Cela fait déjà bien longtemps que les intérêts de l’Île-de-France ne sont plus exclusivement ceux de ses seuls habitants, mais bien ceux de tous les Français. A la faveur du développement des infrastructures de communication et de transports, la région francilienne est devenue un bassin d’emplois, une zone d’attraction économique et touristique pour des millions de Français qui n’y habitent pas.

 

En outre si l’ensemble des contribuables participe sans nécessairement le savoir au financement du Grand Paris Express, l’Île-de-France fait bénéficier les autres Régions de sa richesse à travers plusieurs mécanismes de péréquation. En voyant la moitié de la cotisation sur la valeur ajoutée des entreprise (CVAE) perçue sur son territoire redistribuée par l’Etat aux autres régions françaises, la région francilienne participe activement à la solidarité territoriale. A cette péréquation dite verticale s’ajoute l’organisation nouvelle d’une solidarité entre régions à travers la création un fonds de 26 millions d’euros auquel l’Île-de-France abonde à hauteur de 65%. L’égoïsme francilien n’est donc plus si évident pour qui connaît la réalité des chiffres.

 

Paris ne prétend pas à un traitement de faveur et à des égards par principe, en vertu de la tradition centralisatrice de notre pays. Par contre, force est de constater que les réalités démographiques et économiques de la région Île-de-France biaisent toute tentative de comparaison avec l’eurométropole lyonnaise et les autres grandes villes françaises. Près de 12 millions d’habitants, un quart des naissances recensées chaque année en France métropolitaine et un excédent naturel de plus de 110 000 personnes (2010) dont une partie importante d’étrangers primo arrivants : cette combinaison de dynamisme démographique et de diversité est une source de richesse unique dans notre pays. Unique par sa démographie et sa diversité, l’Île-de-France l’est aussi par son poids économique. En 2010, le produit intérieur brut (PIB) de l’Ile-de-France représentait 30% du PIB métropolitain. Revers de la médaille, la région capitale se caractérise également par de profondes disparités sociales et géographiques qui nécessitent une vigilance particulière des pouvoirs publics dans l’aménagement équilibré de l’ensemble de ses territoires.

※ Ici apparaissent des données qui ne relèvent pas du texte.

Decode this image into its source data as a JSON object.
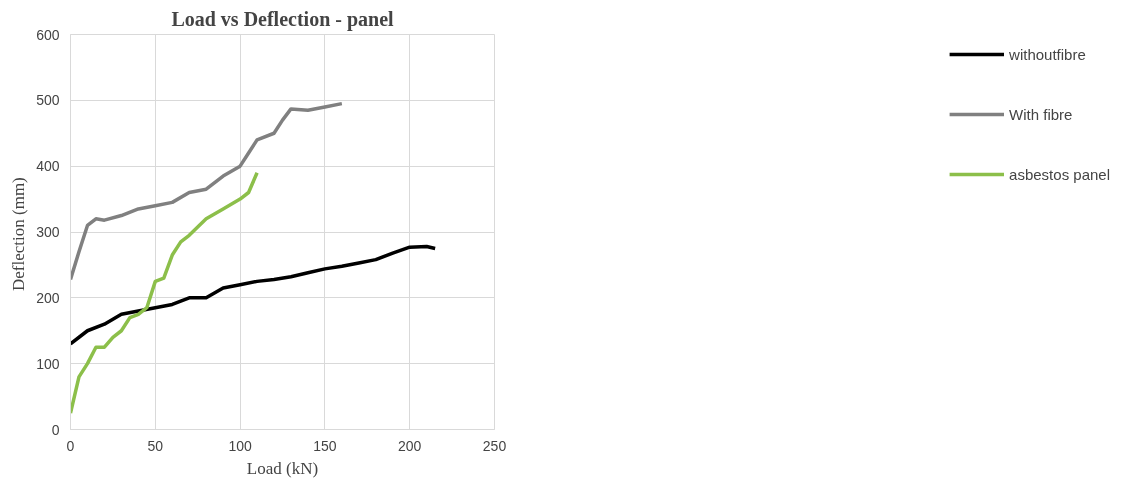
{
  "chart_data": {
    "type": "line",
    "title": "Load vs Deflection - panel",
    "xlabel": "Load (kN)",
    "ylabel": "Deflection  (mm)",
    "xlim": [
      0,
      250
    ],
    "xticks": [
      0,
      50,
      100,
      150,
      200,
      250
    ],
    "ylim": [
      0,
      600
    ],
    "yticks": [
      0,
      100,
      200,
      300,
      400,
      500,
      600
    ],
    "grid": true,
    "legend": "right",
    "marker": "none",
    "line_style": "solid",
    "series": [
      {
        "name": "withoutfibre",
        "color": "#000000",
        "x": [
          0,
          10,
          20,
          30,
          40,
          50,
          60,
          70,
          80,
          90,
          100,
          110,
          120,
          130,
          140,
          150,
          160,
          170,
          180,
          190,
          200,
          210,
          215
        ],
        "values": [
          130,
          150,
          160,
          175,
          180,
          185,
          190,
          200,
          200,
          215,
          220,
          225,
          228,
          232,
          238,
          244,
          248,
          253,
          258,
          268,
          277,
          278,
          275
        ]
      },
      {
        "name": "With fibre",
        "color": "#808080",
        "x": [
          0,
          5,
          10,
          15,
          20,
          30,
          40,
          50,
          60,
          70,
          80,
          90,
          100,
          105,
          110,
          120,
          125,
          130,
          140,
          150,
          160
        ],
        "values": [
          228,
          270,
          310,
          320,
          318,
          325,
          335,
          340,
          345,
          360,
          365,
          385,
          400,
          420,
          440,
          450,
          470,
          487,
          485,
          490,
          495
        ]
      },
      {
        "name": "asbestos panel",
        "color": "#8cbf4a",
        "x": [
          0,
          5,
          10,
          15,
          20,
          25,
          30,
          35,
          40,
          45,
          50,
          55,
          60,
          65,
          70,
          80,
          90,
          100,
          105,
          110
        ],
        "values": [
          25,
          80,
          100,
          125,
          125,
          140,
          150,
          170,
          175,
          185,
          225,
          230,
          265,
          285,
          295,
          320,
          335,
          350,
          360,
          390
        ]
      }
    ]
  }
}
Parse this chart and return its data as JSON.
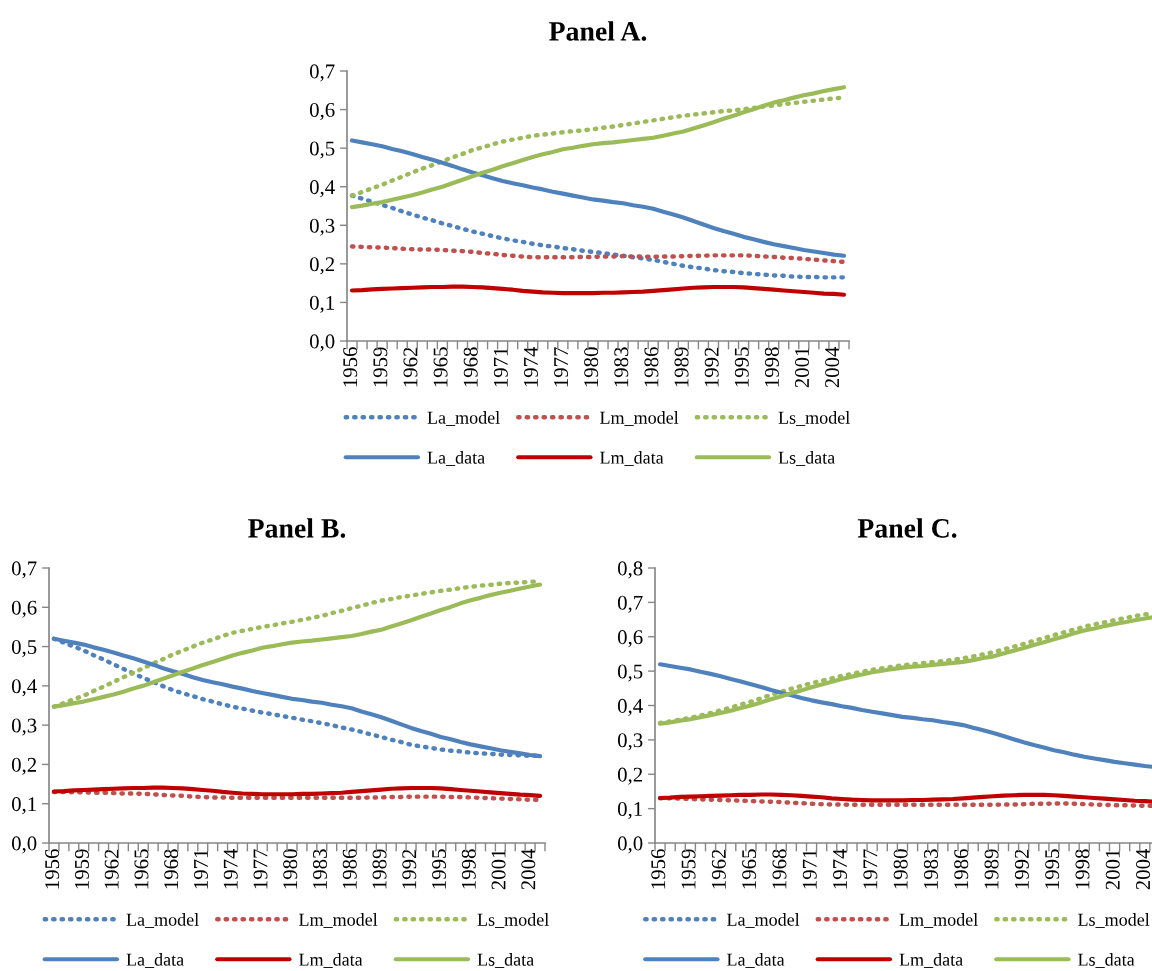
{
  "chart_data": [
    {
      "type": "line",
      "title": "Panel A.",
      "categories": [
        "1956",
        null,
        null,
        "1959",
        null,
        null,
        "1962",
        null,
        null,
        "1965",
        null,
        null,
        "1968",
        null,
        null,
        "1971",
        null,
        null,
        "1974",
        null,
        null,
        "1977",
        null,
        null,
        "1980",
        null,
        null,
        "1983",
        null,
        null,
        "1986",
        null,
        null,
        "1989",
        null,
        null,
        "1992",
        null,
        null,
        "1995",
        null,
        null,
        "1998",
        null,
        null,
        "2001",
        null,
        null,
        "2004",
        null
      ],
      "ylim": [
        0,
        0.7
      ],
      "yticks": [
        {
          "value": 0,
          "label": "0,0"
        },
        {
          "value": 0.1,
          "label": "0,1"
        },
        {
          "value": 0.2,
          "label": "0,2"
        },
        {
          "value": 0.3,
          "label": "0,3"
        },
        {
          "value": 0.4,
          "label": "0,4"
        },
        {
          "value": 0.5,
          "label": "0,5"
        },
        {
          "value": 0.6,
          "label": "0,6"
        },
        {
          "value": 0.7,
          "label": "0,7"
        }
      ],
      "grid": false,
      "legend": "bottom",
      "marker": "none",
      "series": [
        {
          "name": "La_model",
          "color": "#4f81bd",
          "line_style": "dotted",
          "values": [
            0.377,
            0.369,
            0.361,
            0.353,
            0.345,
            0.336,
            0.328,
            0.32,
            0.313,
            0.305,
            0.298,
            0.291,
            0.284,
            0.278,
            0.272,
            0.266,
            0.261,
            0.257,
            0.252,
            0.248,
            0.245,
            0.241,
            0.238,
            0.234,
            0.231,
            0.228,
            0.224,
            0.221,
            0.217,
            0.214,
            0.21,
            0.205,
            0.2,
            0.195,
            0.191,
            0.188,
            0.184,
            0.181,
            0.179,
            0.176,
            0.174,
            0.172,
            0.17,
            0.169,
            0.167,
            0.166,
            0.166,
            0.165,
            0.165,
            0.165
          ]
        },
        {
          "name": "Lm_model",
          "color": "#c0504d",
          "line_style": "dotted",
          "values": [
            0.245,
            0.244,
            0.243,
            0.242,
            0.241,
            0.239,
            0.238,
            0.237,
            0.237,
            0.236,
            0.234,
            0.233,
            0.231,
            0.228,
            0.226,
            0.223,
            0.221,
            0.219,
            0.217,
            0.217,
            0.217,
            0.217,
            0.217,
            0.218,
            0.218,
            0.219,
            0.219,
            0.22,
            0.219,
            0.219,
            0.218,
            0.219,
            0.219,
            0.22,
            0.221,
            0.221,
            0.222,
            0.222,
            0.222,
            0.222,
            0.221,
            0.219,
            0.218,
            0.216,
            0.215,
            0.213,
            0.211,
            0.209,
            0.207,
            0.205
          ]
        },
        {
          "name": "Ls_model",
          "color": "#9bbb59",
          "line_style": "dotted",
          "values": [
            0.377,
            0.386,
            0.396,
            0.405,
            0.416,
            0.426,
            0.437,
            0.447,
            0.456,
            0.466,
            0.476,
            0.485,
            0.495,
            0.502,
            0.51,
            0.517,
            0.522,
            0.527,
            0.532,
            0.535,
            0.538,
            0.541,
            0.544,
            0.546,
            0.549,
            0.553,
            0.556,
            0.56,
            0.564,
            0.568,
            0.572,
            0.576,
            0.58,
            0.584,
            0.587,
            0.59,
            0.593,
            0.596,
            0.598,
            0.601,
            0.604,
            0.608,
            0.611,
            0.614,
            0.617,
            0.62,
            0.623,
            0.626,
            0.629,
            0.631
          ]
        },
        {
          "name": "La_data",
          "color": "#4f81bd",
          "line_style": "solid",
          "values": [
            0.52,
            0.515,
            0.51,
            0.505,
            0.498,
            0.492,
            0.485,
            0.477,
            0.47,
            0.462,
            0.454,
            0.445,
            0.437,
            0.43,
            0.422,
            0.415,
            0.409,
            0.404,
            0.398,
            0.393,
            0.387,
            0.382,
            0.377,
            0.372,
            0.367,
            0.364,
            0.36,
            0.357,
            0.352,
            0.348,
            0.343,
            0.335,
            0.328,
            0.32,
            0.311,
            0.302,
            0.293,
            0.285,
            0.278,
            0.27,
            0.264,
            0.257,
            0.251,
            0.246,
            0.241,
            0.236,
            0.232,
            0.228,
            0.224,
            0.221
          ]
        },
        {
          "name": "Lm_data",
          "color": "#c00000",
          "line_style": "solid",
          "values": [
            0.131,
            0.132,
            0.134,
            0.135,
            0.136,
            0.137,
            0.138,
            0.139,
            0.14,
            0.14,
            0.141,
            0.141,
            0.14,
            0.139,
            0.137,
            0.135,
            0.133,
            0.13,
            0.128,
            0.126,
            0.125,
            0.124,
            0.124,
            0.124,
            0.124,
            0.125,
            0.125,
            0.126,
            0.127,
            0.128,
            0.13,
            0.132,
            0.134,
            0.136,
            0.138,
            0.139,
            0.14,
            0.14,
            0.14,
            0.139,
            0.137,
            0.135,
            0.133,
            0.131,
            0.129,
            0.127,
            0.125,
            0.123,
            0.122,
            0.12
          ]
        },
        {
          "name": "Ls_data",
          "color": "#9bbb59",
          "line_style": "solid",
          "values": [
            0.347,
            0.351,
            0.356,
            0.36,
            0.366,
            0.372,
            0.378,
            0.385,
            0.393,
            0.4,
            0.409,
            0.418,
            0.427,
            0.436,
            0.444,
            0.453,
            0.461,
            0.469,
            0.477,
            0.484,
            0.49,
            0.497,
            0.501,
            0.506,
            0.51,
            0.513,
            0.515,
            0.518,
            0.521,
            0.524,
            0.527,
            0.532,
            0.538,
            0.543,
            0.551,
            0.559,
            0.567,
            0.576,
            0.584,
            0.593,
            0.601,
            0.61,
            0.618,
            0.624,
            0.631,
            0.637,
            0.642,
            0.648,
            0.653,
            0.658
          ]
        }
      ]
    },
    {
      "type": "line",
      "title": "Panel B.",
      "categories": [
        "1956",
        null,
        null,
        "1959",
        null,
        null,
        "1962",
        null,
        null,
        "1965",
        null,
        null,
        "1968",
        null,
        null,
        "1971",
        null,
        null,
        "1974",
        null,
        null,
        "1977",
        null,
        null,
        "1980",
        null,
        null,
        "1983",
        null,
        null,
        "1986",
        null,
        null,
        "1989",
        null,
        null,
        "1992",
        null,
        null,
        "1995",
        null,
        null,
        "1998",
        null,
        null,
        "2001",
        null,
        null,
        "2004",
        null
      ],
      "ylim": [
        0,
        0.7
      ],
      "yticks": [
        {
          "value": 0,
          "label": "0,0"
        },
        {
          "value": 0.1,
          "label": "0,1"
        },
        {
          "value": 0.2,
          "label": "0,2"
        },
        {
          "value": 0.3,
          "label": "0,3"
        },
        {
          "value": 0.4,
          "label": "0,4"
        },
        {
          "value": 0.5,
          "label": "0,5"
        },
        {
          "value": 0.6,
          "label": "0,6"
        },
        {
          "value": 0.7,
          "label": "0,7"
        }
      ],
      "grid": false,
      "legend": "bottom",
      "marker": "none",
      "series": [
        {
          "name": "La_model",
          "color": "#4f81bd",
          "line_style": "dotted",
          "values": [
            0.52,
            0.51,
            0.5,
            0.49,
            0.478,
            0.467,
            0.455,
            0.443,
            0.432,
            0.42,
            0.41,
            0.399,
            0.389,
            0.381,
            0.374,
            0.366,
            0.36,
            0.353,
            0.347,
            0.342,
            0.337,
            0.332,
            0.328,
            0.323,
            0.319,
            0.314,
            0.31,
            0.305,
            0.3,
            0.294,
            0.289,
            0.283,
            0.276,
            0.27,
            0.263,
            0.257,
            0.25,
            0.246,
            0.242,
            0.238,
            0.235,
            0.233,
            0.23,
            0.228,
            0.227,
            0.225,
            0.224,
            0.223,
            0.222,
            0.222
          ]
        },
        {
          "name": "Lm_model",
          "color": "#c0504d",
          "line_style": "dotted",
          "values": [
            0.13,
            0.13,
            0.129,
            0.129,
            0.128,
            0.128,
            0.127,
            0.126,
            0.126,
            0.125,
            0.124,
            0.122,
            0.121,
            0.12,
            0.118,
            0.117,
            0.116,
            0.116,
            0.115,
            0.115,
            0.115,
            0.115,
            0.115,
            0.115,
            0.115,
            0.115,
            0.115,
            0.115,
            0.115,
            0.115,
            0.115,
            0.115,
            0.116,
            0.116,
            0.117,
            0.117,
            0.118,
            0.118,
            0.118,
            0.118,
            0.117,
            0.117,
            0.116,
            0.115,
            0.114,
            0.113,
            0.112,
            0.111,
            0.11,
            0.11
          ]
        },
        {
          "name": "Ls_model",
          "color": "#9bbb59",
          "line_style": "dotted",
          "values": [
            0.347,
            0.356,
            0.366,
            0.375,
            0.387,
            0.398,
            0.41,
            0.422,
            0.433,
            0.445,
            0.457,
            0.468,
            0.48,
            0.49,
            0.5,
            0.51,
            0.518,
            0.527,
            0.535,
            0.54,
            0.545,
            0.55,
            0.554,
            0.559,
            0.563,
            0.568,
            0.573,
            0.578,
            0.585,
            0.591,
            0.598,
            0.604,
            0.611,
            0.617,
            0.621,
            0.626,
            0.63,
            0.634,
            0.638,
            0.642,
            0.645,
            0.649,
            0.652,
            0.655,
            0.657,
            0.66,
            0.662,
            0.663,
            0.665,
            0.666
          ]
        },
        {
          "name": "La_data",
          "color": "#4f81bd",
          "line_style": "solid",
          "values": [
            0.52,
            0.515,
            0.51,
            0.505,
            0.498,
            0.492,
            0.485,
            0.477,
            0.47,
            0.462,
            0.454,
            0.445,
            0.437,
            0.43,
            0.422,
            0.415,
            0.409,
            0.404,
            0.398,
            0.393,
            0.387,
            0.382,
            0.377,
            0.372,
            0.367,
            0.364,
            0.36,
            0.357,
            0.352,
            0.348,
            0.343,
            0.335,
            0.328,
            0.32,
            0.311,
            0.302,
            0.293,
            0.285,
            0.278,
            0.27,
            0.264,
            0.257,
            0.251,
            0.246,
            0.241,
            0.236,
            0.232,
            0.228,
            0.224,
            0.221
          ]
        },
        {
          "name": "Lm_data",
          "color": "#c00000",
          "line_style": "solid",
          "values": [
            0.131,
            0.132,
            0.134,
            0.135,
            0.136,
            0.137,
            0.138,
            0.139,
            0.14,
            0.14,
            0.141,
            0.141,
            0.14,
            0.139,
            0.137,
            0.135,
            0.133,
            0.13,
            0.128,
            0.126,
            0.125,
            0.124,
            0.124,
            0.124,
            0.124,
            0.125,
            0.125,
            0.126,
            0.127,
            0.128,
            0.13,
            0.132,
            0.134,
            0.136,
            0.138,
            0.139,
            0.14,
            0.14,
            0.14,
            0.139,
            0.137,
            0.135,
            0.133,
            0.131,
            0.129,
            0.127,
            0.125,
            0.123,
            0.122,
            0.12
          ]
        },
        {
          "name": "Ls_data",
          "color": "#9bbb59",
          "line_style": "solid",
          "values": [
            0.347,
            0.351,
            0.356,
            0.36,
            0.366,
            0.372,
            0.378,
            0.385,
            0.393,
            0.4,
            0.409,
            0.418,
            0.427,
            0.436,
            0.444,
            0.453,
            0.461,
            0.469,
            0.477,
            0.484,
            0.49,
            0.497,
            0.501,
            0.506,
            0.51,
            0.513,
            0.515,
            0.518,
            0.521,
            0.524,
            0.527,
            0.532,
            0.538,
            0.543,
            0.551,
            0.559,
            0.567,
            0.576,
            0.584,
            0.593,
            0.601,
            0.61,
            0.618,
            0.624,
            0.631,
            0.637,
            0.642,
            0.648,
            0.653,
            0.658
          ]
        }
      ]
    },
    {
      "type": "line",
      "title": "Panel C.",
      "categories": [
        "1956",
        null,
        null,
        "1959",
        null,
        null,
        "1962",
        null,
        null,
        "1965",
        null,
        null,
        "1968",
        null,
        null,
        "1971",
        null,
        null,
        "1974",
        null,
        null,
        "1977",
        null,
        null,
        "1980",
        null,
        null,
        "1983",
        null,
        null,
        "1986",
        null,
        null,
        "1989",
        null,
        null,
        "1992",
        null,
        null,
        "1995",
        null,
        null,
        "1998",
        null,
        null,
        "2001",
        null,
        null,
        "2004",
        null
      ],
      "ylim": [
        0,
        0.8
      ],
      "yticks": [
        {
          "value": 0,
          "label": "0,0"
        },
        {
          "value": 0.1,
          "label": "0,1"
        },
        {
          "value": 0.2,
          "label": "0,2"
        },
        {
          "value": 0.3,
          "label": "0,3"
        },
        {
          "value": 0.4,
          "label": "0,4"
        },
        {
          "value": 0.5,
          "label": "0,5"
        },
        {
          "value": 0.6,
          "label": "0,6"
        },
        {
          "value": 0.7,
          "label": "0,7"
        },
        {
          "value": 0.8,
          "label": "0,8"
        }
      ],
      "grid": false,
      "legend": "bottom",
      "marker": "none",
      "series": [
        {
          "name": "La_model",
          "color": "#4f81bd",
          "line_style": "dotted",
          "values": [
            null,
            null,
            null,
            null,
            null,
            null,
            null,
            null,
            null,
            null,
            null,
            null,
            null,
            null,
            null,
            null,
            null,
            null,
            null,
            null,
            null,
            null,
            null,
            null,
            null,
            null,
            null,
            null,
            null,
            null,
            null,
            null,
            null,
            null,
            null,
            null,
            null,
            null,
            null,
            null,
            null,
            null,
            null,
            null,
            null,
            null,
            null,
            null,
            null,
            null
          ]
        },
        {
          "name": "Lm_model",
          "color": "#c0504d",
          "line_style": "dotted",
          "values": [
            0.13,
            0.13,
            0.129,
            0.128,
            0.127,
            0.126,
            0.125,
            0.124,
            0.123,
            0.122,
            0.121,
            0.12,
            0.119,
            0.117,
            0.116,
            0.114,
            0.113,
            0.112,
            0.112,
            0.111,
            0.111,
            0.111,
            0.111,
            0.111,
            0.111,
            0.111,
            0.111,
            0.111,
            0.111,
            0.111,
            0.111,
            0.111,
            0.111,
            0.111,
            0.112,
            0.112,
            0.113,
            0.114,
            0.114,
            0.115,
            0.115,
            0.114,
            0.113,
            0.112,
            0.111,
            0.11,
            0.11,
            0.109,
            0.108,
            0.108
          ]
        },
        {
          "name": "Ls_model",
          "color": "#9bbb59",
          "line_style": "dotted",
          "values": [
            0.349,
            0.354,
            0.359,
            0.364,
            0.371,
            0.378,
            0.386,
            0.394,
            0.403,
            0.411,
            0.421,
            0.431,
            0.44,
            0.449,
            0.457,
            0.465,
            0.472,
            0.479,
            0.486,
            0.492,
            0.498,
            0.504,
            0.508,
            0.513,
            0.517,
            0.52,
            0.523,
            0.526,
            0.529,
            0.533,
            0.537,
            0.543,
            0.549,
            0.555,
            0.563,
            0.571,
            0.579,
            0.588,
            0.596,
            0.605,
            0.613,
            0.621,
            0.629,
            0.636,
            0.642,
            0.648,
            0.654,
            0.66,
            0.665,
            0.668
          ]
        },
        {
          "name": "La_data",
          "color": "#4f81bd",
          "line_style": "solid",
          "values": [
            0.52,
            0.515,
            0.51,
            0.505,
            0.498,
            0.492,
            0.485,
            0.477,
            0.47,
            0.462,
            0.454,
            0.445,
            0.437,
            0.43,
            0.422,
            0.415,
            0.409,
            0.404,
            0.398,
            0.393,
            0.387,
            0.382,
            0.377,
            0.372,
            0.367,
            0.364,
            0.36,
            0.357,
            0.352,
            0.348,
            0.343,
            0.335,
            0.328,
            0.32,
            0.311,
            0.302,
            0.293,
            0.285,
            0.278,
            0.27,
            0.264,
            0.257,
            0.251,
            0.246,
            0.241,
            0.236,
            0.232,
            0.228,
            0.224,
            0.221
          ]
        },
        {
          "name": "Lm_data",
          "color": "#c00000",
          "line_style": "solid",
          "values": [
            0.131,
            0.132,
            0.134,
            0.135,
            0.136,
            0.137,
            0.138,
            0.139,
            0.14,
            0.14,
            0.141,
            0.141,
            0.14,
            0.139,
            0.137,
            0.135,
            0.133,
            0.13,
            0.128,
            0.126,
            0.125,
            0.124,
            0.124,
            0.124,
            0.124,
            0.125,
            0.125,
            0.126,
            0.127,
            0.128,
            0.13,
            0.132,
            0.134,
            0.136,
            0.138,
            0.139,
            0.14,
            0.14,
            0.14,
            0.139,
            0.137,
            0.135,
            0.133,
            0.131,
            0.129,
            0.127,
            0.125,
            0.123,
            0.122,
            0.12
          ]
        },
        {
          "name": "Ls_data",
          "color": "#9bbb59",
          "line_style": "solid",
          "values": [
            0.347,
            0.351,
            0.356,
            0.36,
            0.366,
            0.372,
            0.378,
            0.385,
            0.393,
            0.4,
            0.409,
            0.418,
            0.427,
            0.436,
            0.444,
            0.453,
            0.461,
            0.469,
            0.477,
            0.484,
            0.49,
            0.497,
            0.501,
            0.506,
            0.51,
            0.513,
            0.515,
            0.518,
            0.521,
            0.524,
            0.527,
            0.532,
            0.538,
            0.543,
            0.551,
            0.559,
            0.567,
            0.576,
            0.584,
            0.593,
            0.601,
            0.61,
            0.618,
            0.624,
            0.631,
            0.637,
            0.642,
            0.648,
            0.653,
            0.658
          ]
        }
      ]
    }
  ]
}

Conscient de ces spécificités rendant délicate toute comparaison entre Paris et Lyon,

 

Romain Blachier s’est pourtant plu à dépeindre la région capitale émergente comme une sorte de « Black Swan » de l’eurométropole lyonnaise, un double en négatif, tiraillé par les doutes et les névroses, à l’instar de l’héroïne du film de Darren Aronofsky. Ce qui est regrettable, c’est que derrière ce scénario phantasmatique, se cachent deux idées reçues absurdes.

 

La première consisterait à croire que l’émergence de l’eurométropole lyonnaise se serait faite dans la douceur et le consensus incarné par l’union sacrée de Gérard Collomb et de Michel Mercier. Il n’en est rien. Grandes sont les divergences locales sur la question du périmètre, des compétences et de la gouvernance de cette nouvelle entité et de ses relations avec les échelons territoriaux existants.

 

La seconde repose sur le mythe d’un reliquat de tradition centralisatrice qui jouerait en faveur de l’émergence d’une organisation de la région capitale. Rien n’est moins vrai. Le projet du Grand Paris porté en leur temps par Nicolas Sarkozy et Christian Blanc n’était rien d’autre qu’une tentative de reprise en main de l’aménagement de l’Île-de-France par une droite centralisatrice désireuse de palier son impuissance au sein des différentes collectivités territoriales franciliennes. Encombrant héritage légué par cette droite désavouée depuis, les 10 milliards manquants pour financer le Grand Paris Express continuent d’ailleurs de peser sur la définition de l’Île-de-France de demain.

 

L’organisation de la région capitale sera bien le produit d’un dialogue respectueux entre les collectivités franciliennes et l’Etat. Que Romain Blachier soit donc rassuré. A l’instar du film d’Aronofsky, où le spectateur s’aperçoit progressivement que le double maudit de l’héroïne n’est qu’une projection fantasmée inventée par la jeune femme pour surmonter sa peur de ne pas être à la hauteur, la réalité montre en ce moment même que la région capitale torturée dépeinte par l’élu lyonnais n’existe pas.